作为一个Linux内核开发的程序员,时常会被问到内核收报的处理过程,很多时候可以快速讲出一个大概,但关注的重点多在内核协议栈的报文处理过程,对于报文从到达网卡再到上送协议栈之间的处理过程总是很模糊,因此想就此过程进行学习研究,故有了本篇博客。
网络收报处理的过程分为几个步骤:
1)硬件接收,网卡通过物理层或者数据链路层接收到数据帧
2) DMA传输,网卡通过DMA引擎将报文拷贝到ring_buffer缓冲区,并触发硬件中断,通知CPU有报文到来。
3)CPU硬件中断处理,将报文从ring_buffer中拷贝到内核报文缓冲区skb_buffer中,并放入报文接收队列中。
4)触发收报软中断NET_RX_ACTION
5)软中断处理,将报文从接收队列移入处理队列,并上送内核协议栈
6)内核协议栈报文处理
这里需要说明的是Linux 内核只负责L2-L4层的内容,L1物理层硬件负责,L4以上应用层负责。

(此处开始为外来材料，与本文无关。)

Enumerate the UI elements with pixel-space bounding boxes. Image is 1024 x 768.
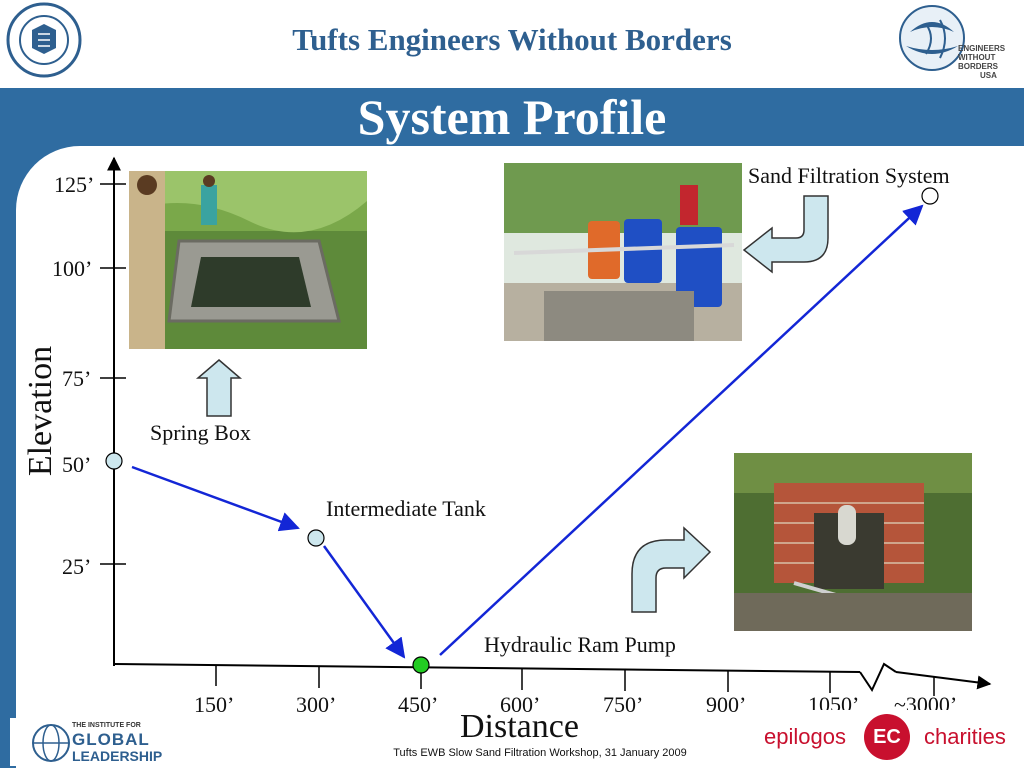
footer-caption: Tufts EWB Slow Sand Filtration Workshop,…	[393, 747, 687, 759]
sand-filtration-photo	[504, 163, 742, 341]
flow-arrow-spring-to-tank	[131, 465, 300, 532]
epilogos-charities-logo: epilogos EC charities	[754, 710, 1024, 768]
y-tick-label: 100’	[52, 256, 93, 281]
x-tick-label: 750’	[603, 692, 644, 717]
header-title: Tufts Engineers Without Borders	[292, 22, 732, 57]
tufts-seal-logo	[6, 2, 82, 78]
y-tick-label: 50’	[62, 452, 92, 477]
ewb-logo-text: ENGINEERS WITHOUT BORDERS USA	[958, 44, 1006, 80]
curved-right-arrow-icon	[631, 526, 712, 613]
flow-arrow-pump-to-filter	[439, 204, 924, 656]
y-axis-title: Elevation	[22, 345, 59, 477]
globe-icon	[32, 724, 70, 762]
hydraulic-ram-pump-label: Hydraulic Ram Pump	[484, 632, 676, 657]
x-axis-title: Distance	[460, 708, 579, 745]
sand-filtration-label: Sand Filtration System	[748, 163, 950, 188]
x-tick-label: 450’	[398, 692, 439, 717]
intermediate-tank-node	[307, 529, 325, 547]
flow-arrow-tank-to-pump	[322, 545, 406, 659]
slide-title: System Profile	[357, 89, 667, 145]
y-tick-label: 75’	[62, 366, 92, 391]
x-tick-label: 600’	[500, 692, 541, 717]
spring-box-label: Spring Box	[150, 420, 251, 445]
x-tick-label: 900’	[706, 692, 747, 717]
ec-emblem: EC	[864, 714, 910, 760]
y-tick-label: 25’	[62, 554, 92, 579]
spring-box-photo	[129, 171, 367, 349]
y-tick-label: 125’	[54, 172, 95, 197]
curved-left-arrow-icon	[742, 195, 829, 274]
x-axis	[113, 662, 992, 693]
spring-box-node	[105, 452, 123, 470]
global-leadership-logo: THE INSTITUTE FOR GLOBAL LEADERSHIP	[10, 718, 216, 766]
x-tick-label: 300’	[296, 692, 337, 717]
x-tick-label: 150’	[194, 692, 235, 717]
sand-filtration-node	[921, 187, 939, 205]
ewb-usa-logo	[899, 5, 965, 71]
hydraulic-ram-pump-photo	[734, 453, 972, 631]
hydraulic-ram-pump-node	[412, 656, 430, 674]
up-arrow-icon	[195, 359, 243, 417]
intermediate-tank-label: Intermediate Tank	[326, 496, 486, 521]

网络收报离不开网卡驱动,以Ubuntu 为例,常用的Intel网卡驱动为e1000模块,这里以e1000为例,介绍网卡收报过程,在此之前需要对驱动加载、网卡探测、请求中断等一系列过程有个了解。
在Linux 内核中,驱动以模块的形式存在,即驱动实质是一个内核模块,在Linux 内核启动,模块初始化过程中加载注册驱动,函数调用过程如下:
驱动注册过程如下:
static int __init e100_init_module(void)
{
if (((1 << debug) - 1) & NETIF_MSG_DRV) {
pr_info("%s, %s\n", DRV_DESCRIPTION, DRV_VERSION);
pr_info("%s\n", DRV_COPYRIGHT);
}
return pci_register_driver(&e100_driver);
}
由此可知e1000驱动为e100_driver,通过pci_register_driver注册到内核中,e100_driver定义如下:
static struct pci_driver e100_driver = {
.name = DRV_NAME, /* 驱动名 */
.id_table = e100_id_table,
.probe = e100_probe, /* 网卡探测函数 */
.remove = e100_remove, /* 网卡移除时调用,主要释放网卡相关资源 */
#ifdef CONFIG_PM
/* Power Management hooks */
.suspend = e100_suspend,
.resume = e100_resume,
#endif
.shutdown = e100_shutdown, /* 网卡shutdown */
.err_handler = &e100_err_handler,
};
pci_register_driver注册的实质就是将对应网卡的驱动挂载在相应的总线下,这样当网卡插入pci总线时,总线启动扫描并遍历下面挂载的所有驱动,依据设备信息(如厂商Id,设备ID信息等)去匹配相应驱动id_table内容,匹配后调用驱动的probe函数为网卡请求中断号,注册中断处理函数等一系列操作。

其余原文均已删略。